Practical considerations for clinical implementation include: - Cost: Flow cells ($700 each), library preparation kits ($100 per run), DNA extraction ($5 per sample). - Training: Laboratory staff must be trained in DNA extraction, library preparation, sequencing operations, and data analysis. - Regulatory Approval: Rigorous validation studies will be needed to secure regulatory clearances (e.g., FDA).
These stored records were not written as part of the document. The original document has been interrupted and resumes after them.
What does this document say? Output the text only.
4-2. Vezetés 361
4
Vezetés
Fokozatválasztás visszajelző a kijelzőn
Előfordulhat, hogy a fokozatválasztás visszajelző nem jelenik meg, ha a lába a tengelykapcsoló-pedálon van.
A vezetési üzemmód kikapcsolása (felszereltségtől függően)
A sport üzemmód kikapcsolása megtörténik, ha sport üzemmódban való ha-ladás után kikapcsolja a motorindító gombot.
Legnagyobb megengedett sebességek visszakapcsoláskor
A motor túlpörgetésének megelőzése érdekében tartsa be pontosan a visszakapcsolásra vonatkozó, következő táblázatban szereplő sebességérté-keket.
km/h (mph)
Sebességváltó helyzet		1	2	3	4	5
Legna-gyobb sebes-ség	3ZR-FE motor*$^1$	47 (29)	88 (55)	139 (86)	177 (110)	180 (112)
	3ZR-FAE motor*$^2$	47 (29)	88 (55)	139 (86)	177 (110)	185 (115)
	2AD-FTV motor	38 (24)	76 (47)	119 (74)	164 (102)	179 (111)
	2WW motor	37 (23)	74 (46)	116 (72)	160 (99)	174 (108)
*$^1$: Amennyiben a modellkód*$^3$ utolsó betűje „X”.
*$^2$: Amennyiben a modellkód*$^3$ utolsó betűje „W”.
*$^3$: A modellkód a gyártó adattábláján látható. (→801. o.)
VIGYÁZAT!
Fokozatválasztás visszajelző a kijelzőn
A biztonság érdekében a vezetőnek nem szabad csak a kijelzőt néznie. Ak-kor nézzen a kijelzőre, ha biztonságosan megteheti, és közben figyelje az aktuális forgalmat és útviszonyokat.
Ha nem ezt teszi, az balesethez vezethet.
The study raises the potential for reduced hospital stays, risk mitigation, and overall healthcare cost savings by providing timely antimicrobial guidance. Further research is needed to quantify these benefits.

Limitations

1. Single-hospital study: Results were limited to one facility and relied solely on the VITEK 2 system for AST.
2. Restricted analyses: Examinations were limited to species identification and resistance predictions, with no subtyping or virulence determinant analyses included.
3. Database limitations: While the ResFinder database was updated, continual inclusion of new resistance genes is necessary.

Summary

Nanopore sequencing, combined with adaptive sampling, provides a rapid, accurate, and comprehensive solution for pathogen identification and AMR prediction from positive blood cultures. This approach enhances patient care by delivering actionable results within 24 hours, revolutionizing the management of bloodstream infections and supporting optimized antimicrobial stewardship strategies.